Extracting Patterns of Chemical Information from Differential Mobility Spectrometry Measurements under Varying Conditions of Humidity and Temperature

TL;DR

This study investigates how humidity and temperature affect Differential Mobility Spectrometry measurements of surgical smoke and proposes regression models to estimate measurements across varying environmental conditions, reducing the need for strict regulation.

Contribution

It introduces regression-based normalization techniques to account for environmental variability in DMS measurements, enabling more consistent analysis without strict environmental controls.

Findings

DMS measurements depend significantly on humidity and temperature.

Regression models can predict DMS measurements across different environmental conditions.

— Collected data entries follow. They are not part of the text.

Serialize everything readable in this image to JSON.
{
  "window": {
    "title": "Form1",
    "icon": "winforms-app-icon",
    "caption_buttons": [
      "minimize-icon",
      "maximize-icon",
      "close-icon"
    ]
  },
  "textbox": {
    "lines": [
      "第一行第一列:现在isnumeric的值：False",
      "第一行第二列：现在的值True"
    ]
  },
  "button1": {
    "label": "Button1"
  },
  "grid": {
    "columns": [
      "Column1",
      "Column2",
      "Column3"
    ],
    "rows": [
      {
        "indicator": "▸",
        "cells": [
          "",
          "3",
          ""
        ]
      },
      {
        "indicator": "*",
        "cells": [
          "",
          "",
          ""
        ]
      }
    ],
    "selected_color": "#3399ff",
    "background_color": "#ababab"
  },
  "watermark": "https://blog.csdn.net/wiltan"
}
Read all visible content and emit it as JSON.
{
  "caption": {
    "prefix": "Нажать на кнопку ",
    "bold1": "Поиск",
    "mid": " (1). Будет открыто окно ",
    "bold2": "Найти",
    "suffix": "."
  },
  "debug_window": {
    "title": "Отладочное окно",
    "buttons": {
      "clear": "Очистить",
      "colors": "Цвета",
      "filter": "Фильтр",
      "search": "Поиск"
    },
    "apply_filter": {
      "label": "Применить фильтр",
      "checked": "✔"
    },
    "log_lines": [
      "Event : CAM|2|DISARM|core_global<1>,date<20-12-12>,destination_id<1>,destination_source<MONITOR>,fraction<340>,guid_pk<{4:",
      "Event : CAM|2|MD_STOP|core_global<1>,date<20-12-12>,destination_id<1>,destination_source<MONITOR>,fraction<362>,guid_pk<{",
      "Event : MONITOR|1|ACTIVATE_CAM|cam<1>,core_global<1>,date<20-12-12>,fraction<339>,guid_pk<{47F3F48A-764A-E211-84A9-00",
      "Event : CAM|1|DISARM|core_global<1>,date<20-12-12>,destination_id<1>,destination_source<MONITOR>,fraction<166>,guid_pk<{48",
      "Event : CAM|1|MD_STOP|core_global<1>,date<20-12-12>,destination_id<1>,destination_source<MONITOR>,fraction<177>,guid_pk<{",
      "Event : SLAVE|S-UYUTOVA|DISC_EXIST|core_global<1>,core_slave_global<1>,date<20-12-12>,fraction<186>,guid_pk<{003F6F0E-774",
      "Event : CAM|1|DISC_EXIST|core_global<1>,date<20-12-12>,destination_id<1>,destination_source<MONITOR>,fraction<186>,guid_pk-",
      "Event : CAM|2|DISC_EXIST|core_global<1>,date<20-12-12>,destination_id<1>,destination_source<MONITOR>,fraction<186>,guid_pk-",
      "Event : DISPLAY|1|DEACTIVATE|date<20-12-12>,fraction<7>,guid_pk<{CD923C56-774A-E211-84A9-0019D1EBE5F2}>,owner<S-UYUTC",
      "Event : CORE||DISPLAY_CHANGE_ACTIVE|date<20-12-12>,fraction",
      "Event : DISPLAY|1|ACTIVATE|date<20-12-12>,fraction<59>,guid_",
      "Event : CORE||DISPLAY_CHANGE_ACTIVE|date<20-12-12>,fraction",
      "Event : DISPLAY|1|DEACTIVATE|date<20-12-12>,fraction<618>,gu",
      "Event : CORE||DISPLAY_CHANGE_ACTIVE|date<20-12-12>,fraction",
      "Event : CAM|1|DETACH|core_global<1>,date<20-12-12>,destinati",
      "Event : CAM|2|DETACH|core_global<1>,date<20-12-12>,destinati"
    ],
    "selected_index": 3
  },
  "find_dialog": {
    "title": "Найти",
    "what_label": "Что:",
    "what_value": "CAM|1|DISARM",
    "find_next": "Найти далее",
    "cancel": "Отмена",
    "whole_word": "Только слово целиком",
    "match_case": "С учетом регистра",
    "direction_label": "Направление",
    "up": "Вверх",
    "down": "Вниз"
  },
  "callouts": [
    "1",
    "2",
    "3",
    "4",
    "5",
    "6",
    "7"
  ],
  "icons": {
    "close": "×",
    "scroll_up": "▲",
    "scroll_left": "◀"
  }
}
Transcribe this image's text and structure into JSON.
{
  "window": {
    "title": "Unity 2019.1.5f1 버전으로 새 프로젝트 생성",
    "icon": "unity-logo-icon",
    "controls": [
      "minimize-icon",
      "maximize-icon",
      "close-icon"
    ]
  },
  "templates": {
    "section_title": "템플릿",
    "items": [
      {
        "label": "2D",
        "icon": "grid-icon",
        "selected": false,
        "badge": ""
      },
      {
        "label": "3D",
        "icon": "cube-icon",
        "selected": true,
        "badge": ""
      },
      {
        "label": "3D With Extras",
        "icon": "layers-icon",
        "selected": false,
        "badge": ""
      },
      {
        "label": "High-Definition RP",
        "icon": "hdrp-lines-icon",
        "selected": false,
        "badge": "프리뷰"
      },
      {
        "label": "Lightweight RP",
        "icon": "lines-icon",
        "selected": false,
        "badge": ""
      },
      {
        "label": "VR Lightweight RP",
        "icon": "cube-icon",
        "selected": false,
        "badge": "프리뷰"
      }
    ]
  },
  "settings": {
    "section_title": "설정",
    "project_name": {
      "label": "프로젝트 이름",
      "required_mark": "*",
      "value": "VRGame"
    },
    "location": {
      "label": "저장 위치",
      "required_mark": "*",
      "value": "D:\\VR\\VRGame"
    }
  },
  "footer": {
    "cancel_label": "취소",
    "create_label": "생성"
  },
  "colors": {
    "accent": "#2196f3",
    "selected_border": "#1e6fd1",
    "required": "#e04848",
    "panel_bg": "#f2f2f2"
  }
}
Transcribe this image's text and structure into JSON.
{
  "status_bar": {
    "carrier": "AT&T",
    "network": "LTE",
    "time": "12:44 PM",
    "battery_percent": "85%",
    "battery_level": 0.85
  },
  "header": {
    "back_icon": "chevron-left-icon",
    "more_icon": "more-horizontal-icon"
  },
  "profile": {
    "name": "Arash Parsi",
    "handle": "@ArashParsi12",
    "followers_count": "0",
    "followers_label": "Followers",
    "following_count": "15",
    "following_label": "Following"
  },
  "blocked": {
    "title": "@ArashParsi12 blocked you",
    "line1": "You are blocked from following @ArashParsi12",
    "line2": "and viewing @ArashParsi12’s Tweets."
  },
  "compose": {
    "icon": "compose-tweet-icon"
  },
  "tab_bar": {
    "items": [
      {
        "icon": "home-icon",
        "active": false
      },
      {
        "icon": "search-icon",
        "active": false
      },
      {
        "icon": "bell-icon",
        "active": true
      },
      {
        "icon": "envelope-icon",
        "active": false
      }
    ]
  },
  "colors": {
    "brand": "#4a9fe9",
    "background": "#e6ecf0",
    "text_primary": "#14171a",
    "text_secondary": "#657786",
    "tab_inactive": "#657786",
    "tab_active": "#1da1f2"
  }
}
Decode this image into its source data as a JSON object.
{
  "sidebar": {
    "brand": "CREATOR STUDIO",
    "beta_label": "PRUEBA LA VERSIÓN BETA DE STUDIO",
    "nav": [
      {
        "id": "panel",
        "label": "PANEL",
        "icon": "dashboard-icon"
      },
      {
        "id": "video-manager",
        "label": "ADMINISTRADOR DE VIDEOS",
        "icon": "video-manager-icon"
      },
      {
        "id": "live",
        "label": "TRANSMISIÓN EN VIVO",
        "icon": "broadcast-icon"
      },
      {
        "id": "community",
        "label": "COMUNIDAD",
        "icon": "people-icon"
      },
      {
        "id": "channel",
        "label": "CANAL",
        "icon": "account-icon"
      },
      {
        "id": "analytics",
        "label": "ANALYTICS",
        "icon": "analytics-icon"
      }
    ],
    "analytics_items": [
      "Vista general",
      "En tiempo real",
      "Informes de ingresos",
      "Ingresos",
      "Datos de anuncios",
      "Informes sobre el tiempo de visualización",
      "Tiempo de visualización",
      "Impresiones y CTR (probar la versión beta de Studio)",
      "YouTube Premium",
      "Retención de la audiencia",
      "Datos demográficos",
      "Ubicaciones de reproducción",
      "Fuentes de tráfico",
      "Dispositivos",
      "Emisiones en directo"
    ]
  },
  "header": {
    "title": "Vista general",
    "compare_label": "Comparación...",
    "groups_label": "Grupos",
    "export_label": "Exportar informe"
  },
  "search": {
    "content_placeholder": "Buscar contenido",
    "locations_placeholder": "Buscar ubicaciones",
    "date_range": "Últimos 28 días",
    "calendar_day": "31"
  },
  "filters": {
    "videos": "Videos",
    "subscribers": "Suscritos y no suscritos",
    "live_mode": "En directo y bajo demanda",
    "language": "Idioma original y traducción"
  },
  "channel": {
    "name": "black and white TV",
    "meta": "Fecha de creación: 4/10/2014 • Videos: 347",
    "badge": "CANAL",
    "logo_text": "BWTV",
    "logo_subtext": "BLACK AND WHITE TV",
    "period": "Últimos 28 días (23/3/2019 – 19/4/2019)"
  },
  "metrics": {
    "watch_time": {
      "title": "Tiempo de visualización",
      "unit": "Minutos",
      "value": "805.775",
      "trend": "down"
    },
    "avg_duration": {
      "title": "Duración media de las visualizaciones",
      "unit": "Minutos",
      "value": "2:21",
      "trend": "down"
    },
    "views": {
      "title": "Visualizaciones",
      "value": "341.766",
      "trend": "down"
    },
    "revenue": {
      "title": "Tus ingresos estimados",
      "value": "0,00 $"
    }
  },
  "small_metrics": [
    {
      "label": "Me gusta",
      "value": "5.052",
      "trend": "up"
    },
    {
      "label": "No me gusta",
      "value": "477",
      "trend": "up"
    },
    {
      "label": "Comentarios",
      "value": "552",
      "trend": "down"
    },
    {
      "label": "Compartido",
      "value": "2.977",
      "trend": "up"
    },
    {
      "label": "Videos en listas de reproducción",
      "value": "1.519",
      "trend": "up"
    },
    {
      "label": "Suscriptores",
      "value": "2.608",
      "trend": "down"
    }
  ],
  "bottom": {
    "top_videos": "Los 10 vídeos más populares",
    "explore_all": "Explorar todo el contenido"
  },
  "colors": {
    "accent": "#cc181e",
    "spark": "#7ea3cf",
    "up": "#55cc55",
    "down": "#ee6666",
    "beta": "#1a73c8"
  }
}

Normalization improves the comparability of DMS data from varying conditions.

Abstract

Differential Mobility Spectrometry (DMS), also known as Field Asymmetric Ion Mobility Spectrometry, is a rapid and affordable technology for extracting information from gas phase samples containing complex volatile organic compounds, and can therefore be used for analyzing surgical smoke. One obstacle to its widespread application is the dependence of DMS measurements on humidity and, to a lesser degree, temperature, making comparison of data measured under different environmental conditions arbitrary. The commonly used solution is to regulate these environmental conditions to some predefined humidity and temperature levels. However, this approach is often unfeasible or even impossible. Therefore, in this paper we analyzed a dataset of 1,852 DMS measurements of surgical smoke evaporated from porcine adipose and muscle tissue to get an understanding of the impact of varying humidity and temperature on DMS measurements. Our analysis confirmed clear dependence of the measurements on these two factors. To overcome this challenge, we fitted regression models to raw and normalized DMS measurement data. Subsequently, these models were used for estimating DMS measurements for known tissue types based on recorded humidity and temperatures. Our test suggests that it is possible to estimate DMS measurements of surgical smoke from porcine adipose and muscle tissue under specific environmental conditions by standardizing DMS measurements separation voltage-wise and training multivariate regression models on the normalized data, which is the first step in removing the need for standardized measurement conditions.